About two dozen chemicals are used as food additives or food preservatives to prevent spoilage. (If the mere mention of chemicals or food additives makes the hair on the back of your neck rise.) Here are the most common chemical preservatives:

  • Acidifiers: Most microbes don’t thrive in highly acidic settings, so a chemical that makes a food more acidic prevents spoilage. Wine and vinegar are acidifying chemicals, and so are citric acid, the natural preservative in citrus fruits, and lactic acid, the natural acid in yogurt.
  • Mold inhibitors: Sodium benzoate, sodium propionate, and calcium propionate slow (but do not entirely stop) the growth of mold on bread. Sodium benzoate also is used to prevent the growth of molds in cheese, margarine, and syrups.
  • Bacteria-busters: Salt is hydrophilic (hydro = water; phil = loving). When you cover fresh meat with salt, the salt draws water up and out of the meat — and up and out of the cells of bacteria living on the meat. Presto: The bacteria die; the meat dries. And you get to eat corned beef (which gets its name from the fact that large grains of salt were once called “corns”).
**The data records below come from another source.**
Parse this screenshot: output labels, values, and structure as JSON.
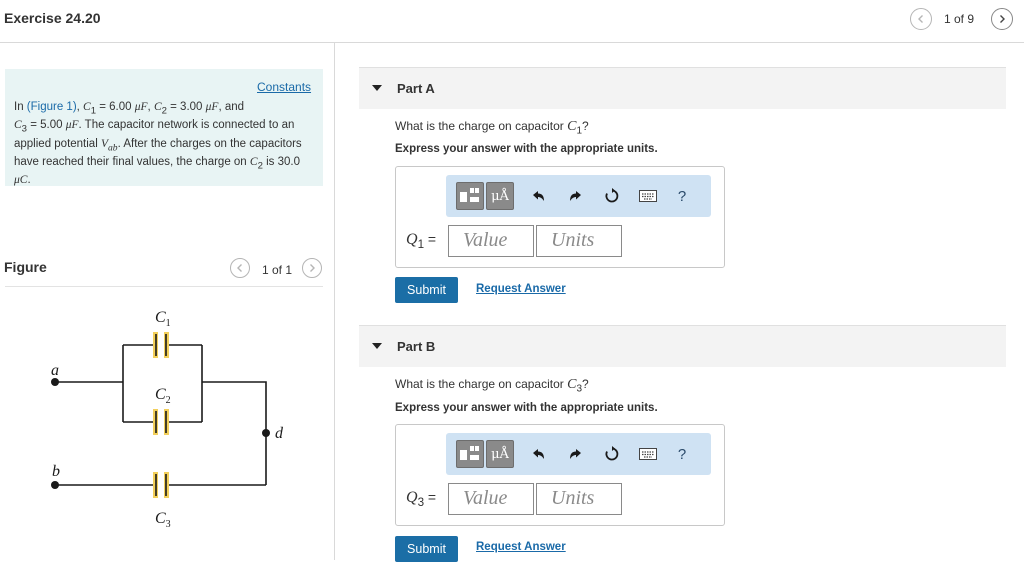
{
  "header": {
    "title": "Exercise 24.20",
    "page_count": "1 of 9"
  },
  "problem": {
    "constants_link": "Constants",
    "intro": "In ",
    "figure_link": "(Figure 1)",
    "c1_label": "C",
    "c1_sub": "1",
    "c1_value": " = 6.00 ",
    "c1_unit": "μF",
    "c2_label": "C",
    "c2_sub": "2",
    "c2_value": " = 3.00 ",
    "c2_unit": "μF",
    "and_text": ", and",
    "c3_label": "C",
    "c3_sub": "3",
    "c3_value": " = 5.00 ",
    "c3_unit": "μF",
    "text_1": ". The capacitor network is connected to an applied potential ",
    "vab_label": "V",
    "vab_sub": "ab",
    "text_2": ". After the charges on the capacitors have reached their final values, the charge on ",
    "c2b_label": "C",
    "c2b_sub": "2",
    "text_3": " is 30.0 ",
    "charge_unit": "μC",
    "period": "."
  },
  "figure": {
    "heading": "Figure",
    "count": "1 of 1",
    "labels": {
      "c1": "C",
      "c1_sub": "1",
      "c2": "C",
      "c2_sub": "2",
      "c3": "C",
      "c3_sub": "3",
      "a": "a",
      "b": "b",
      "d": "d"
    },
    "colors": {
      "plate_highlight": "#f2cf5b",
      "wire": "#1a1a1a"
    }
  },
  "parts": [
    {
      "label": "Part A",
      "question": "What is the charge on capacitor ",
      "question_var": "C",
      "question_sub": "1",
      "question_end": "?",
      "instruction": "Express your answer with the appropriate units.",
      "var_label": "Q",
      "var_sub": "1",
      "equals": " =",
      "value_placeholder": "Value",
      "units_placeholder": "Units",
      "submit": "Submit",
      "request": "Request Answer"
    },
    {
      "label": "Part B",
      "question": "What is the charge on capacitor ",
      "question_var": "C",
      "question_sub": "3",
      "question_end": "?",
      "instruction": "Express your answer with the appropriate units.",
      "var_label": "Q",
      "var_sub": "3",
      "equals": " =",
      "value_placeholder": "Value",
      "units_placeholder": "Units",
      "submit": "Submit",
      "request": "Request Answer"
    }
  ],
  "toolbar": {
    "units_symbol": "μÅ",
    "help_symbol": "?",
    "icons": [
      "template-icon",
      "units-icon",
      "undo-icon",
      "redo-icon",
      "reset-icon",
      "keyboard-icon",
      "help-icon"
    ]
  },
  "colors": {
    "link": "#1a6aa8",
    "submit_bg": "#1b6ea6",
    "problem_bg": "#e8f4f4",
    "toolbar_bg": "#cfe2f3"
  }
}
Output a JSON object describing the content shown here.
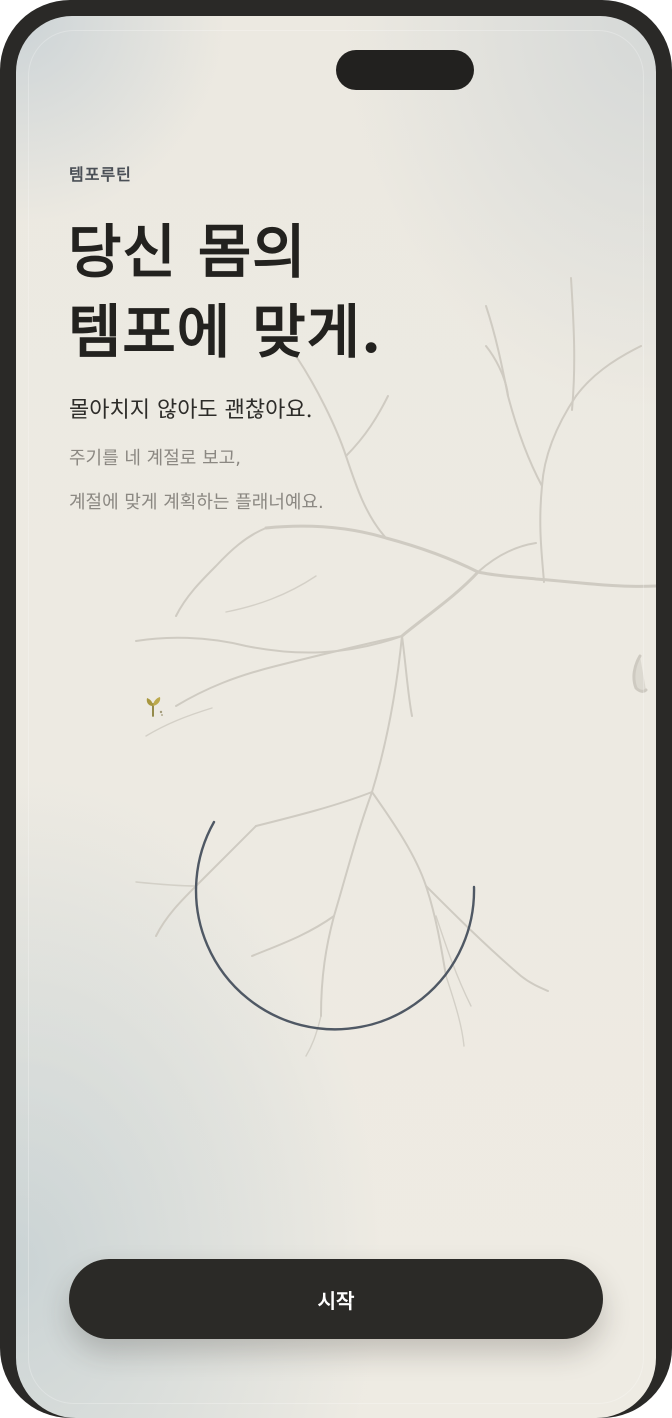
{
  "app": {
    "brand": "템포루틴"
  },
  "hero": {
    "headline_line1": "당신 몸의",
    "headline_line2": "템포에 맞게.",
    "lead": "몰아치지 않아도 괜찮아요.",
    "desc_line1": "주기를 네 계절로 보고,",
    "desc_line2": "계절에 맞게 계획하는 플래너예요."
  },
  "actions": {
    "start_label": "시작"
  },
  "illustration": {
    "tree_icon": "tree-branch-illustration",
    "sprout_icon": "sprout-icon",
    "ring_icon": "cycle-ring-icon"
  },
  "colors": {
    "frame": "#2a2927",
    "background": "#ece9e1",
    "headline": "#23221f",
    "muted_text": "#8b8882",
    "ring": "#4f5864",
    "button": "#2b2a27",
    "button_text": "#ffffff"
  }
}
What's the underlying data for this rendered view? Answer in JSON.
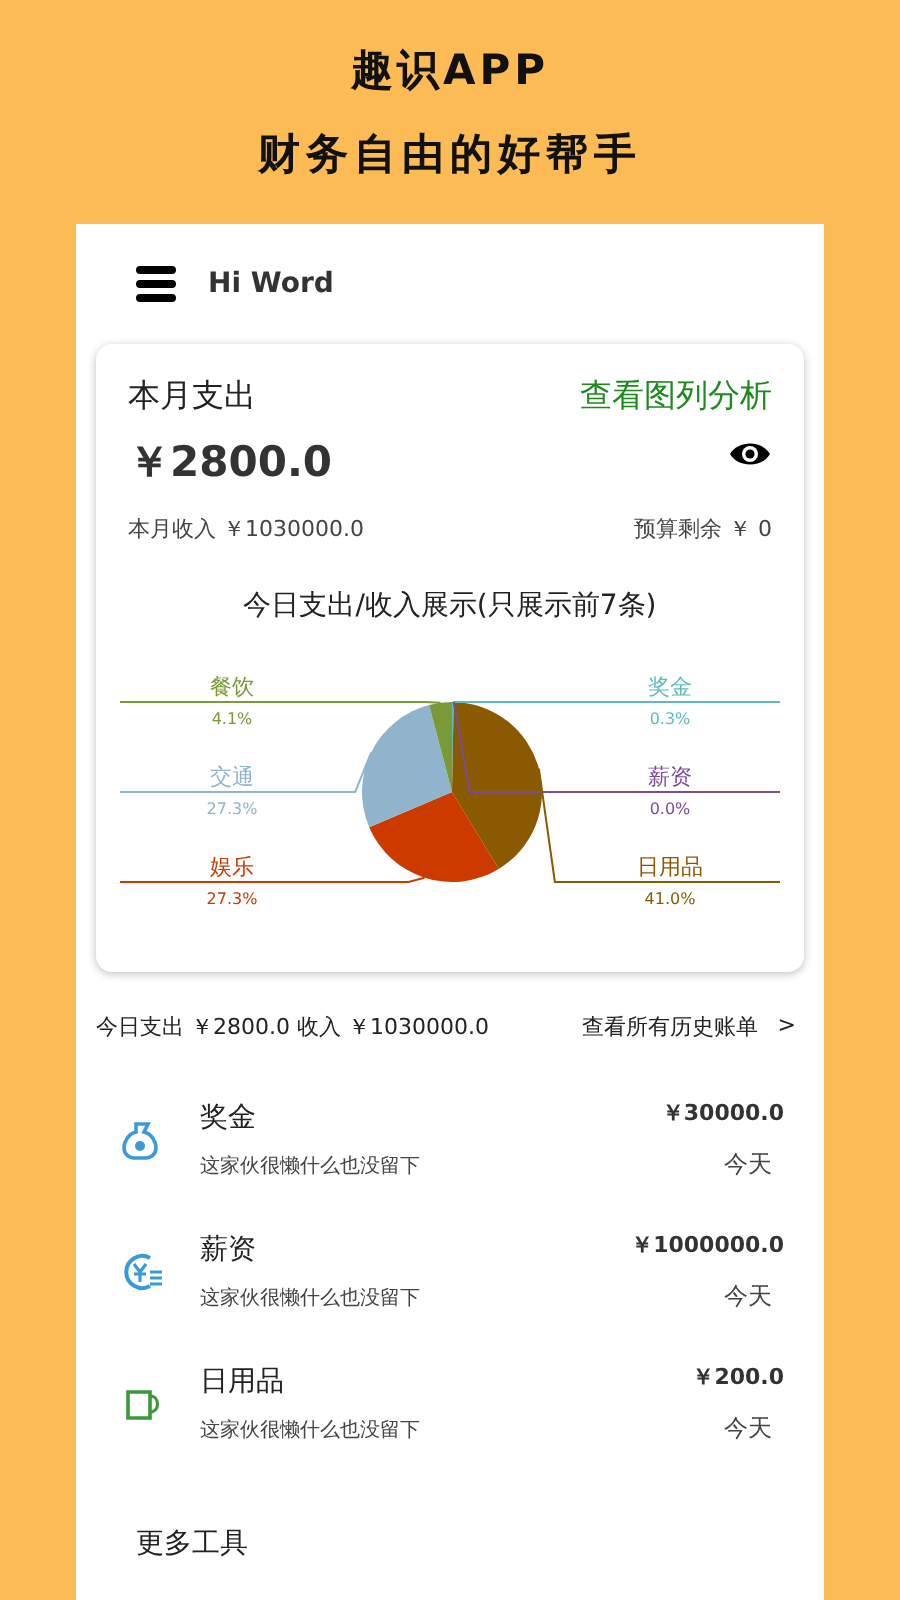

Irradiation is a technique that exposes food to electron beams or to gamma radiation, a high-energy light stronger than the X-rays your doctor uses to make a picture of your insides. Gamma rays are ionizing radiation, the kind that kills living cells. As a result, irradiation prolongs the shelf life of food by:

  • Killing microbes and insects on plants (wheat, wheat powder, spices, dry vegetable seasonings)
  • Preventing potatoes and onions from producing new sprouts at the eyes
  • Slowing the rate at which some fruits ripen
  • Killing disease-causing organisms such as Trichinella, Salmonella, E. coli, and Listeria (the organism responsible for a recent outbreak of food poisoning from packaged meats and cold cuts) on meat and poultry

In 1998, the U.S. Food and Drug Administration (FDA — which had already approved irradiation for plant foods, pork, and poultry) put its stamp of approval on irradiating fresh red meat products as a way to enhance, but not replace, the safe handling and storage of meat in the processing plant, supermarket, and your kitchen.

As of 2005, there are also standards for irradiating fresh and frozen shellfish. And, no, irradiating food does not make the food radioactive. But you already knew that, right?